Spring, 1998
IN the last issue of Sphæra it was reported that the Museum has been designated as one of the small group of non-national museums with outstanding collections. This official judgement of the Museums and Galleries Commission is reflected by the views of the national museums themselves. Their appreciation of the significance of the Museum’s collections is, however, expressed in a more direct way, through requests for the loan of objects: three national museums have borrowed items for special exhibitions in recent months. The National Gallery requested five instruments for ‘Holbein’s Ambassadors’, the fifth exhibition in its Making and Meaning series. Presented in the Sainsbury Wing, the exhibition was centred on Holbein’s magnificent double portrait, the freshness of its colours vividly revealed by recent restoration. The exhibition, which ran from the 5th November 1997 to the 1st February, explored many of the remarkable features of the painting, including the group of mathematical instruments artfully arranged on the table at the centre of the composition.
The second major national loan from Oxford was to the British Museum. Although the British Museum’s collections have always included historical scientific instruments, few are displayed in its permanent galleries. ‘Humphrey Cole: Mint, Measurement and Maps in Elizabethan England’ (3rd March to 6th May) was the British Museum’s first exhibition to focus on a scientific instrument maker. Humphrey Cole has a pre-eminent place in English instrument-making as the first native maker of the English trade. The Museum of the History of Science has five of Cole’s surviving output of twenty-six instruments and all were included among the twenty-three assembled for the British Museum exhibition.
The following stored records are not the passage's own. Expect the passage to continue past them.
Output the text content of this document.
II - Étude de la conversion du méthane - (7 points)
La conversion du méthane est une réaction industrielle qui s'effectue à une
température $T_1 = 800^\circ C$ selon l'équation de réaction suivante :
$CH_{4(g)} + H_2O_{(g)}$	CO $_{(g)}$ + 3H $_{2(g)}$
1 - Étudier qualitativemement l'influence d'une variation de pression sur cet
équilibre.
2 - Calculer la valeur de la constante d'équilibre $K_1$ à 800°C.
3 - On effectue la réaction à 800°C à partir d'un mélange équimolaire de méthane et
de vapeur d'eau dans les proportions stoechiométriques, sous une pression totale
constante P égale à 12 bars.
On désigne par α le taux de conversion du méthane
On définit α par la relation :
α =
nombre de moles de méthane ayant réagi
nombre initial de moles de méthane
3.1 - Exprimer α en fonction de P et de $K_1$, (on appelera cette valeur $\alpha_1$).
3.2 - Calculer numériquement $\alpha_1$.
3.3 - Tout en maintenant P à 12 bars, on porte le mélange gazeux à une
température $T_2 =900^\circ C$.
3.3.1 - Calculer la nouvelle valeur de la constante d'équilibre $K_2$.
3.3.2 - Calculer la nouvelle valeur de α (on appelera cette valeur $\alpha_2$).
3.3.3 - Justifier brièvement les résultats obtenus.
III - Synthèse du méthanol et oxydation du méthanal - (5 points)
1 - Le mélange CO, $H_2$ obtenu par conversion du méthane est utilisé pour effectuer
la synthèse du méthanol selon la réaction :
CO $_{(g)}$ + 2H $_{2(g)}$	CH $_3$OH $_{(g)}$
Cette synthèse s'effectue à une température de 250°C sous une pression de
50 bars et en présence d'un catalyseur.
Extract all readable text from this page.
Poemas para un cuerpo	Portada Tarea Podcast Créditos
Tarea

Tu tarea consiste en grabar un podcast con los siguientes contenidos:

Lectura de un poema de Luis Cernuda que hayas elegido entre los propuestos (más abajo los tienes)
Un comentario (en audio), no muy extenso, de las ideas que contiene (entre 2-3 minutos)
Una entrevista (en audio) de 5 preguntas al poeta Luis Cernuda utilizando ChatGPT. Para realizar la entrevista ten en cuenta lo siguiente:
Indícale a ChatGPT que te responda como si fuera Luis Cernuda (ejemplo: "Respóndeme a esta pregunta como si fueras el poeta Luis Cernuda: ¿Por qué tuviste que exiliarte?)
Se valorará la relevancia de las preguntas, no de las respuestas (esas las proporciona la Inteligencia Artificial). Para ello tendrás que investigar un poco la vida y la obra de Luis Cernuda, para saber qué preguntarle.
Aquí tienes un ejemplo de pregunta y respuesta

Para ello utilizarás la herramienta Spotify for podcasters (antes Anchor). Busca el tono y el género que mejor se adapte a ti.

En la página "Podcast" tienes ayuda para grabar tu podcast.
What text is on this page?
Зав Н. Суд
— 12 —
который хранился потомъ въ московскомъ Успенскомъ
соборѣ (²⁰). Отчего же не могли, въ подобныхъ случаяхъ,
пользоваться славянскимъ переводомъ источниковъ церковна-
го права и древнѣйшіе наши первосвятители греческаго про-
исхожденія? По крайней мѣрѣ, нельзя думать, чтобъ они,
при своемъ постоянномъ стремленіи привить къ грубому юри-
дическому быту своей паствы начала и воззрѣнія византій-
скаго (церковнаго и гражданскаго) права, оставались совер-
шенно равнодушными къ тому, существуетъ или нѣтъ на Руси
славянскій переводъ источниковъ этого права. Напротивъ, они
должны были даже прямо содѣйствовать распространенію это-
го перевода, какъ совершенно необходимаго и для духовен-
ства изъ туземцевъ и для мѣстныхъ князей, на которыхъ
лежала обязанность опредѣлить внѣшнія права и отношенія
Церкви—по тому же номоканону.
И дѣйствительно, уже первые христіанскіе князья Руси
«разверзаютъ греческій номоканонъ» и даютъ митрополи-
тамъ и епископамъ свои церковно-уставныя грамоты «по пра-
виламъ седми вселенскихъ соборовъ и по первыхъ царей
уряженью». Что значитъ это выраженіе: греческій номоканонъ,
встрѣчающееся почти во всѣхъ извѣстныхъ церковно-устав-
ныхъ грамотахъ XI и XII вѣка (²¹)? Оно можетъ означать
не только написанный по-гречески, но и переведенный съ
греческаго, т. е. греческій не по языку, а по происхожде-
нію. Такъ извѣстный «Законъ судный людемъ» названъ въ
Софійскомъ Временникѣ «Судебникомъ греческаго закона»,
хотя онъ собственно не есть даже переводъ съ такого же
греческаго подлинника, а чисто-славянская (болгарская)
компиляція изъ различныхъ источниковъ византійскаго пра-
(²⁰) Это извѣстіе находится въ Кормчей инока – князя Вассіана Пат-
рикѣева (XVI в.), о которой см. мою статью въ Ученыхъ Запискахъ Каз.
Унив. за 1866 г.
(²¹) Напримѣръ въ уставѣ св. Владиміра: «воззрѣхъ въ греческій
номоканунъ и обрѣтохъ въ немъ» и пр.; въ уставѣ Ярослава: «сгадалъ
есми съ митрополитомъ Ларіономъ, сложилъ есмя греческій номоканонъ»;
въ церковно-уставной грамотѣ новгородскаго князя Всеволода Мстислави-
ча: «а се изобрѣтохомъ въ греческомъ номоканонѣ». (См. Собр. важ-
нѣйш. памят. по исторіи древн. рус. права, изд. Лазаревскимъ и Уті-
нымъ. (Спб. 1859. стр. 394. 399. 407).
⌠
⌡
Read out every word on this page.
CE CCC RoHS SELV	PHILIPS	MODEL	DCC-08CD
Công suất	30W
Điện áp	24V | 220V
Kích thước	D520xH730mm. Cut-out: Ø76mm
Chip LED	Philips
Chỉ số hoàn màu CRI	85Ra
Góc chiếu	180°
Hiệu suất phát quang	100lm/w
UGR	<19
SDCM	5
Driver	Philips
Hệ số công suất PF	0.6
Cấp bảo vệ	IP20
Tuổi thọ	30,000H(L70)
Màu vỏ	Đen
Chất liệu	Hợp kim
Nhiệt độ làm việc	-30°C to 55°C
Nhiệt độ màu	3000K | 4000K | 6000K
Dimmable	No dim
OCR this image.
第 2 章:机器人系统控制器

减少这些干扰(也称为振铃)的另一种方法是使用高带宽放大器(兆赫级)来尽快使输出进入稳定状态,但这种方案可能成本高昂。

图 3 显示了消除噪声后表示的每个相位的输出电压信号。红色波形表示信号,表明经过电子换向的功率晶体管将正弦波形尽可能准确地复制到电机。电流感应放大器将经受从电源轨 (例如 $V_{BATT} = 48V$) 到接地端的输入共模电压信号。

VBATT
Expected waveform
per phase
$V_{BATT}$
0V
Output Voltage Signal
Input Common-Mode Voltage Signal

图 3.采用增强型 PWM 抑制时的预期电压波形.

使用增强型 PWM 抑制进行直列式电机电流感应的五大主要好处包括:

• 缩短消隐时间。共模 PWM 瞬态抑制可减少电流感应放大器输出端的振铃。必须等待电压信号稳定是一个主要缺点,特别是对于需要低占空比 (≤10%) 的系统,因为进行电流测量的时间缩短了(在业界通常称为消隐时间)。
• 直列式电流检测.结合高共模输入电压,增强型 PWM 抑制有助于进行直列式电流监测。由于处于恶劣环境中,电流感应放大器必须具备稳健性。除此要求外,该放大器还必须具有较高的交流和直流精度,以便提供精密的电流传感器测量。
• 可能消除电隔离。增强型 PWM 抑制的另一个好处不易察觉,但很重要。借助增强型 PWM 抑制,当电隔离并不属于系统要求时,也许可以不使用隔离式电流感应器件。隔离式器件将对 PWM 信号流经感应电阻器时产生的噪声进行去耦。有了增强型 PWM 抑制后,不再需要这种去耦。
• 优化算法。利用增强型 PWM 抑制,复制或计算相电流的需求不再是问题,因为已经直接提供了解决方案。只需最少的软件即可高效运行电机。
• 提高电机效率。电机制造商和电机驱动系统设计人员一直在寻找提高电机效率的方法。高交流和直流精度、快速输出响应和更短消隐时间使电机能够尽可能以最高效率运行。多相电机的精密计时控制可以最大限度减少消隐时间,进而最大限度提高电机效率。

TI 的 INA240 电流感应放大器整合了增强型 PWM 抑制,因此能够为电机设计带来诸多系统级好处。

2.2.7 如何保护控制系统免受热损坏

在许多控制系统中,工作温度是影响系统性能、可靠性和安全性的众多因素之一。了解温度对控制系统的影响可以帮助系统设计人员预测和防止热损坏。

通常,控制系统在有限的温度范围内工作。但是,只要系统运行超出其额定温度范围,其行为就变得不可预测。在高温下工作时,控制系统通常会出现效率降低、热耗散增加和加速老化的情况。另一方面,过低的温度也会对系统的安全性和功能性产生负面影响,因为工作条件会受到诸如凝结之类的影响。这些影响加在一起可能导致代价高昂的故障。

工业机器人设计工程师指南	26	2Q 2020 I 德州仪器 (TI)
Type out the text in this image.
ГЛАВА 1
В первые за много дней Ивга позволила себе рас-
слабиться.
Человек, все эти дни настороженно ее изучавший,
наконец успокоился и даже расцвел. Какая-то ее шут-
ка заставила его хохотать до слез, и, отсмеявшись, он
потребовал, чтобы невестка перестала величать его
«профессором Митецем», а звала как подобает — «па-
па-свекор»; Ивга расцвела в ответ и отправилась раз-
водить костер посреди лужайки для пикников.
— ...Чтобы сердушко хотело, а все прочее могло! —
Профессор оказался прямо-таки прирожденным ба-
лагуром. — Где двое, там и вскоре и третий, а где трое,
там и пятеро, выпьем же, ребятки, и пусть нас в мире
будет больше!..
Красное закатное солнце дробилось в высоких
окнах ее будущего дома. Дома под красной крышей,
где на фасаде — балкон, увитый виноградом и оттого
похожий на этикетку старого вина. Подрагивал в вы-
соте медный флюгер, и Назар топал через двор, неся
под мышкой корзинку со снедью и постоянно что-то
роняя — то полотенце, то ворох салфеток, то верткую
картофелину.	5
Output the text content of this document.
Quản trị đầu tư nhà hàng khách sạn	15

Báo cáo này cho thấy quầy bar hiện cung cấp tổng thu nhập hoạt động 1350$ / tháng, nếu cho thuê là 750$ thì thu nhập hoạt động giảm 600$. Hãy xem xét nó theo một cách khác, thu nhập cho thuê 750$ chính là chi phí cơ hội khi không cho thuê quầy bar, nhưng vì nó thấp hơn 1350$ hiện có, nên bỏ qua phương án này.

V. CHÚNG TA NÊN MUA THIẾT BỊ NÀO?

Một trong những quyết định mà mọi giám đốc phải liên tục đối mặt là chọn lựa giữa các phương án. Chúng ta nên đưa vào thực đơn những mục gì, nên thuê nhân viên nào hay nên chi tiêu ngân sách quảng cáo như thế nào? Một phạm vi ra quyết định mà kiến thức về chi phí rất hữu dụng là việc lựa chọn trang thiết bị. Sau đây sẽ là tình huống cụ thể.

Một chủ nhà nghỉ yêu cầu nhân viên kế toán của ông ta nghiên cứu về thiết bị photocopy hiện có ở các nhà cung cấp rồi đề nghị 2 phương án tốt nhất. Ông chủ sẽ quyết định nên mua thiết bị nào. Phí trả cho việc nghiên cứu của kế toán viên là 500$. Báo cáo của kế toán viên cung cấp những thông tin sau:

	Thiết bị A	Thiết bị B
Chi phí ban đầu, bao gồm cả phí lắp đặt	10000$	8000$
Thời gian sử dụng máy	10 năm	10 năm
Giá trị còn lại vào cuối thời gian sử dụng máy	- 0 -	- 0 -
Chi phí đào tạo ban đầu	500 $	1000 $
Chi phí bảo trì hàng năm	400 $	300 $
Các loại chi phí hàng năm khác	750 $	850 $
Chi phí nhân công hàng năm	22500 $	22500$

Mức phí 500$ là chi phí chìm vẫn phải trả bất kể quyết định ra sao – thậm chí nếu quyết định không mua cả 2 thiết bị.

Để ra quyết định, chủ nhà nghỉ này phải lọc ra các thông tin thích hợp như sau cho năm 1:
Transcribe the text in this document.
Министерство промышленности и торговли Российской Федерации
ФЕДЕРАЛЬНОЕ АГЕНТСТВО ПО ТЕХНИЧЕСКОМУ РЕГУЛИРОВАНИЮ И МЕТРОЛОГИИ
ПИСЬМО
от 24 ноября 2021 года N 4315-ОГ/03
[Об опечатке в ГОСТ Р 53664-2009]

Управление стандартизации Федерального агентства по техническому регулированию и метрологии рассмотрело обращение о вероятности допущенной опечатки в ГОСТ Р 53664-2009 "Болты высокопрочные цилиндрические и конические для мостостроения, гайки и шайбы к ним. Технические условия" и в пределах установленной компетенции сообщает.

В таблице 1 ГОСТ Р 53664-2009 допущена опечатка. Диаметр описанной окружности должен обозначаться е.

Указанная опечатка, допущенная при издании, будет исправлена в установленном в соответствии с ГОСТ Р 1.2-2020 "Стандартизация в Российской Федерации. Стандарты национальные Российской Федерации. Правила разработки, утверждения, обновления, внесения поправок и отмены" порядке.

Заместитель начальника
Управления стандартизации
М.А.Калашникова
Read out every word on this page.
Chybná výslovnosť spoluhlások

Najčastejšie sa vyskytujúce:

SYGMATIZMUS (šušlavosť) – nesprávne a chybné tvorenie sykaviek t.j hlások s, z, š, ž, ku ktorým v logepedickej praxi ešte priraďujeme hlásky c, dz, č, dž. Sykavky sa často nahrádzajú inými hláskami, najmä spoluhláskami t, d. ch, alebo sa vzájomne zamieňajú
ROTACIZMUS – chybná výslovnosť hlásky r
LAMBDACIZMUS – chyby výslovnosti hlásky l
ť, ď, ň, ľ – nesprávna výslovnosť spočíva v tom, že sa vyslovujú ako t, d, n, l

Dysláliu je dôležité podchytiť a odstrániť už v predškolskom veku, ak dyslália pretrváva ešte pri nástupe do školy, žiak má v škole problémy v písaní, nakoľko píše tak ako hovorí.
Each is signed and dated: a compendium of 1568, a folding rule of 1575, a horizontal sundial of 1579, a plane table alidade of 1582, and an altazimuth theodolite of 1586. The British Museum exhibition did not focus only on Cole as an instrument maker. Money also featured, since Cole was employed in the capacity of a ‘die-sinker’ at the Mint in the Tower of London and therefore had a hand in the production of the coin of the realm. Cole also acted as an engraver, and cut at least one copper-plate – a map of Palestine for the 1572 edition of the Bishop’s Bible. Richard Jugge, the publisher of this bible, had more than one association with Cole. The Museum’s 1568 compendium was made for Jugge and carries his badge: a tree with a nightingale singing its song ‘Jugge, Jugge, Jugge, Jugge’. Appropriately enough for a publisher, this compendium is in the form of a book. The third national loan was to the National Museum and Gallery in Cardiff, for an exhibition called ‘Through the Viewfinder: the Photographs of Lewis Carroll’. This exhibition, which runs until the 21st June, is one of many events arranged to coincide with the centenary of the death of Charles Lutwidge Dodgson, alias Lewis Carroll.